Setelah jauh dari jangkauan blokade, suasana mulai tenang. Lima kapal prajurit partikelir membentuk formasi penjagaan. Serambi Ramadhan (xebec, 16 meriam) dan Sabakingking (carrack, 16 meriam), dua kapal paling besar berlayar di depan.
Ada pun Troy (galleon, 8 meriam) di sayap kiri, sementara Hangzhou Huo (jung, 16 meriam) yang gesit di belakang. Hiu Putih (phinisi, 10 meriam) di sayap kanan, siap bermanuver. Di tengah-tengah mereka, Kapal Maju Jaya, Lancar Makmur, Usaha Berkah, Sukamulya, dan Abadi Mujur berlindung.
Untuk merayakan keberhasilan lolos dari blokade Belanda di perairan Banten, masing-masing kapal menggelar pesta. Awak Sabakingking mulai menyabung ayam di atas kapal. Sayup-sayup, musik gambus datang dari Serambi Ramadhan. Pekik-pekik "KAMPAI" terdengar samar dari Hangzhou Huo, sementara "CHEERS" dari Troy. Awak Hiu Putih terbahak-bahak saling bergurau.
Seandainya ini adalah pelayaran wisata, Mustofa pasti ikut lebur dalam pesta. Dia mungkin bertaruh sabung sambil larut dalam irama gambus. Sayang seribu sayang, ini adalah pelayaran tugas. Bukan sekadar tugas, melainkan tugas mematikan. Maka, Mustofa hanya bisa duduk pucat pasi bermandikan keringat dingin.
Sahin menghampiri Mustofa yang terduduk di undakan kapal. Tanpa kata, dia menepuk-nepuk pundak kawannya, seolah ingin berkata bahwa pengalaman pertama melaut memang menegangkan tetapi begitu berharga sehingga akan kekal dalam ingatan.
Kapten Tubun menghampiri dua awaknya yang terlihat gamang. Untuk mengisi waktu sementara kapal berlayar terbilang santai, dia memperkenalkan latar belakang para kapten prajurit partikelir yang kini berlayar bersama.
Dia bercerita, Kapten Turgut Ahmad Madjid lahir dan besar di Kesultanan Aceh.
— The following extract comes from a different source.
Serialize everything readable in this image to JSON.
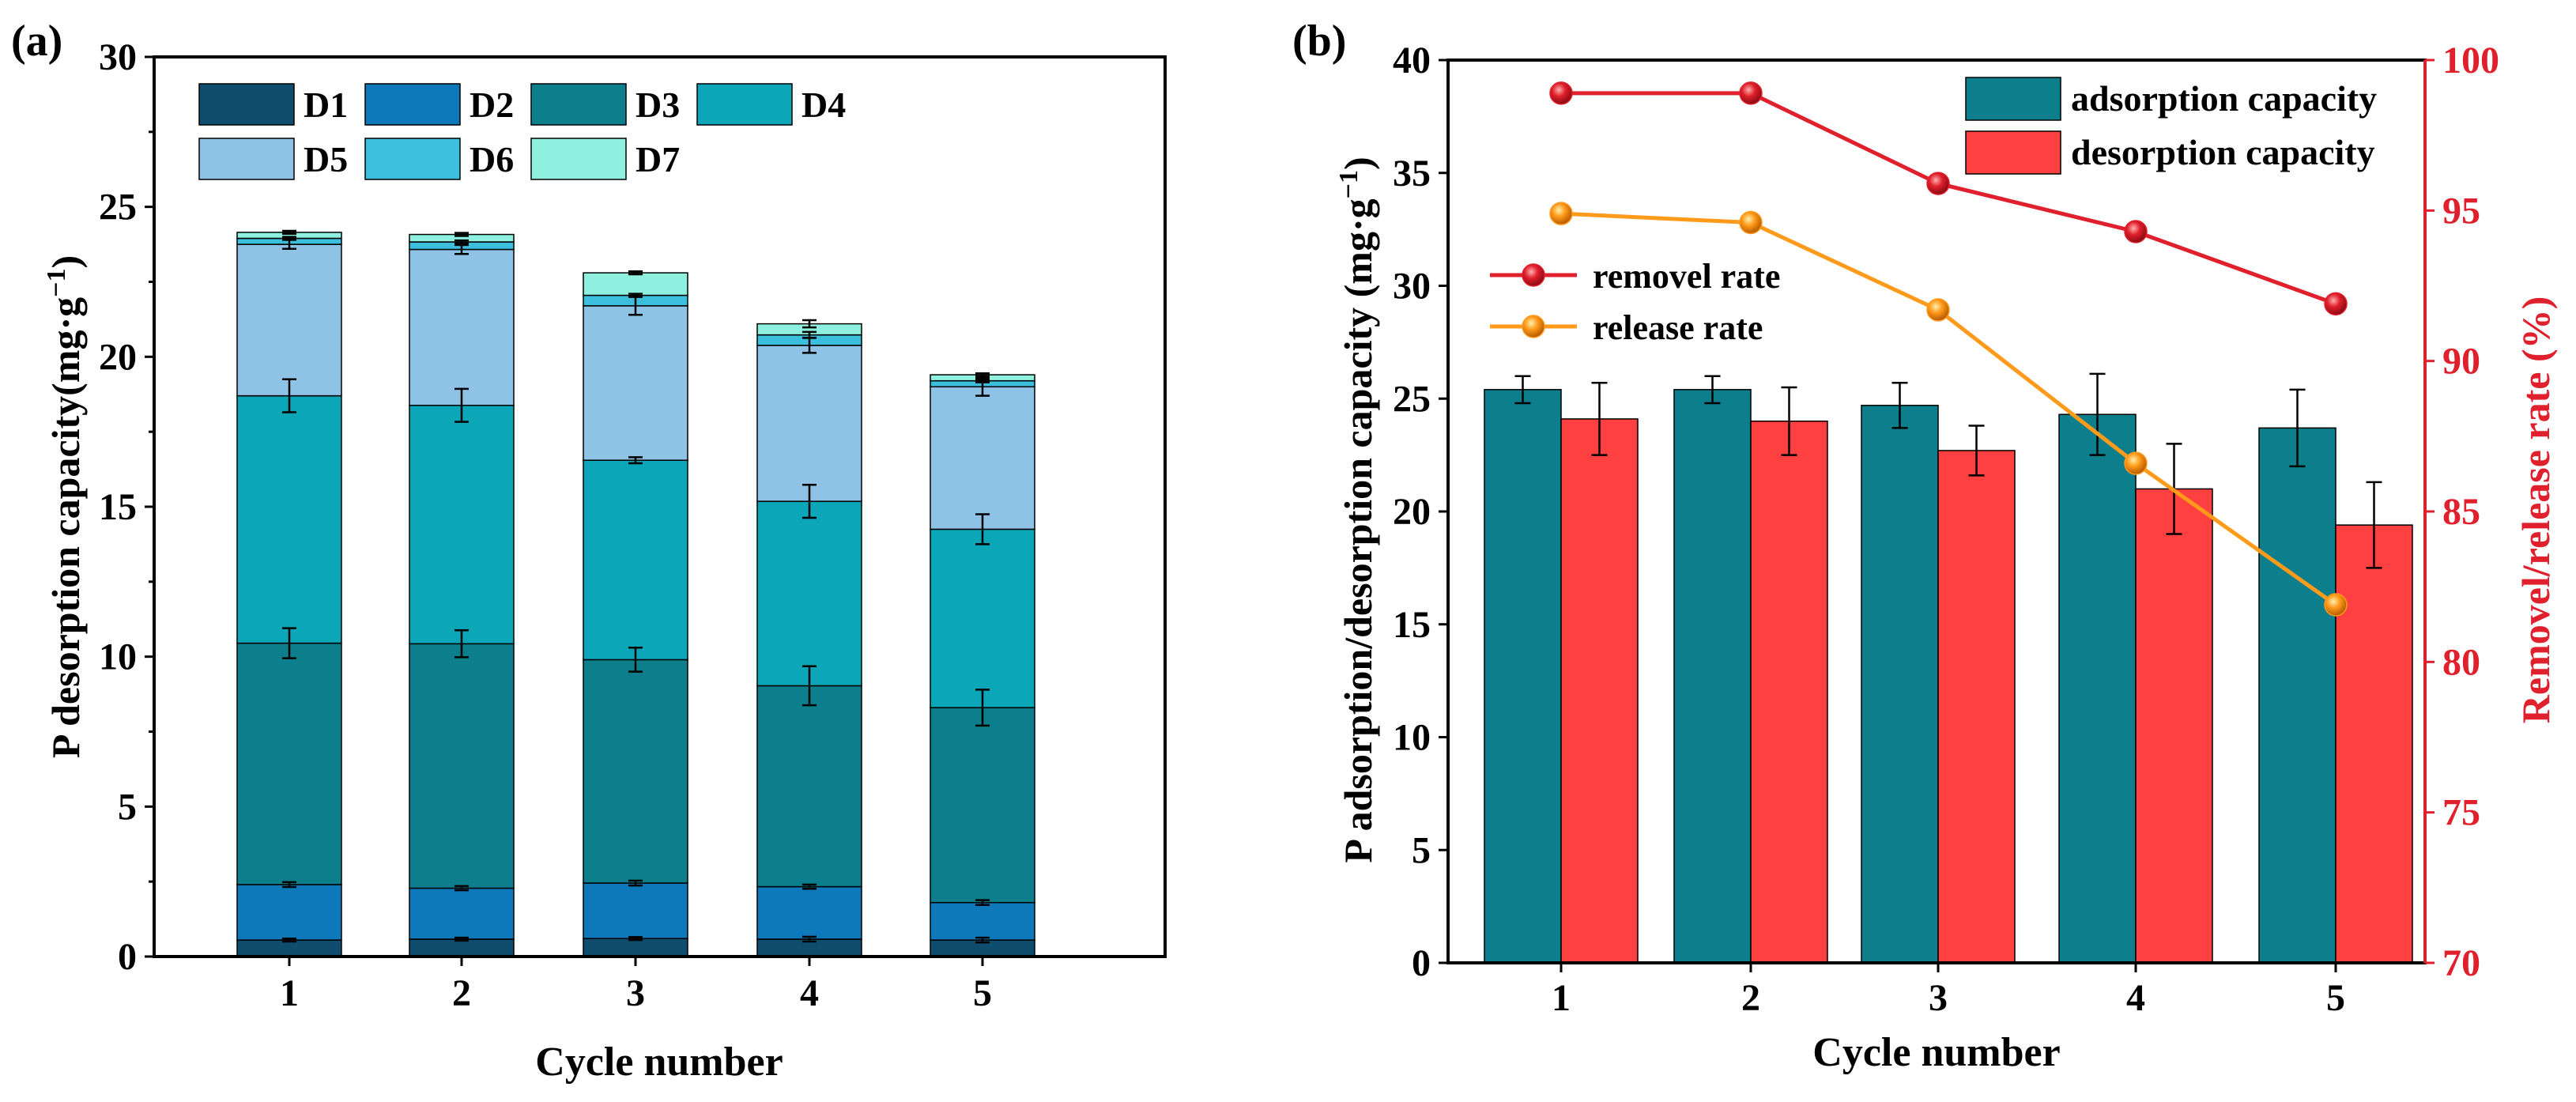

Dia dan seluruh awak Serambi Ramadhan tergabung dalam satu organisasi masyarakat.
"Kukatakan kepada kalian, Para Cecunguk. Kabar angin bilang, ormas yang diikuti awak Serambi Ramadhan sejatinya merupakan organisasi sabotase dan tergabung dalam jaringan internasional!" terang Kapten Tubun. "Tetapi, masa bodoh nama dan jenis organisasinya. Asalkan mereka bermanfaat dalam pelayaran ini, siapa peduli!"
Sementara itu, Kapten Hao dan awaknya merupakan bajak laut yang taubat. Moncong jung Hangzhou Huo dipasangi penyembur api, namun badan jung itu begitu lemah. "Makanya, mereka lebih suka adu banteng dengan kapal lawan ketimbang adu meriam," tutur Kapten Tubun. Sejumlah lain awak Sabakingking memerhatikan penuturan kaptennya.
Kapten melanjutkan, galleon Troy milik Kapten Christopher Raphe mungkin hanya memiliki 8 meriam. "Namun, ketahuilah! Itu semua adalah meriam terbaru dengan tingkat akurasi tinggi. Dia menyelundupkan semua itu langsung dari kampung halamannya, Inggris. Selain itu, kapalnya dilapisi pelat baja sehingga sulit ditundukkan," cerita Kapten Tubun.
"Lihat empat djong Banten yang mengawal kita? Syahbandar membeli meriam, mortar, dan pelat pelindung kapal itu dari Raphe. Bahkan Kerajaan Inggris pun belum memasang perlengkapan tempur itu pada kapal kerajaan mereka," lanjut Kapten Tubun.
Kini, semua awak mendengar penuturan sang kapten. Tirta cemberut karena pertandingan gelarannya tersela, lalu dia memasukkan kembali ayam ke kandang.
Kapten Tubun pun melanjutkan ceritanya. "Phinisi Hiu Putih punya cerita lain. Kapal sederhana itu dikomandoi Kapten Makkawaru. Meriamnya sedikit. Hanya saja, Makkawaru dan seluruh awaknya sangat ulet layaknya Bugis sejati. Lengah sedikit, hilang sudah kapalmu."
"Aku pernah dengar nama Makkawaru," sela Sahin.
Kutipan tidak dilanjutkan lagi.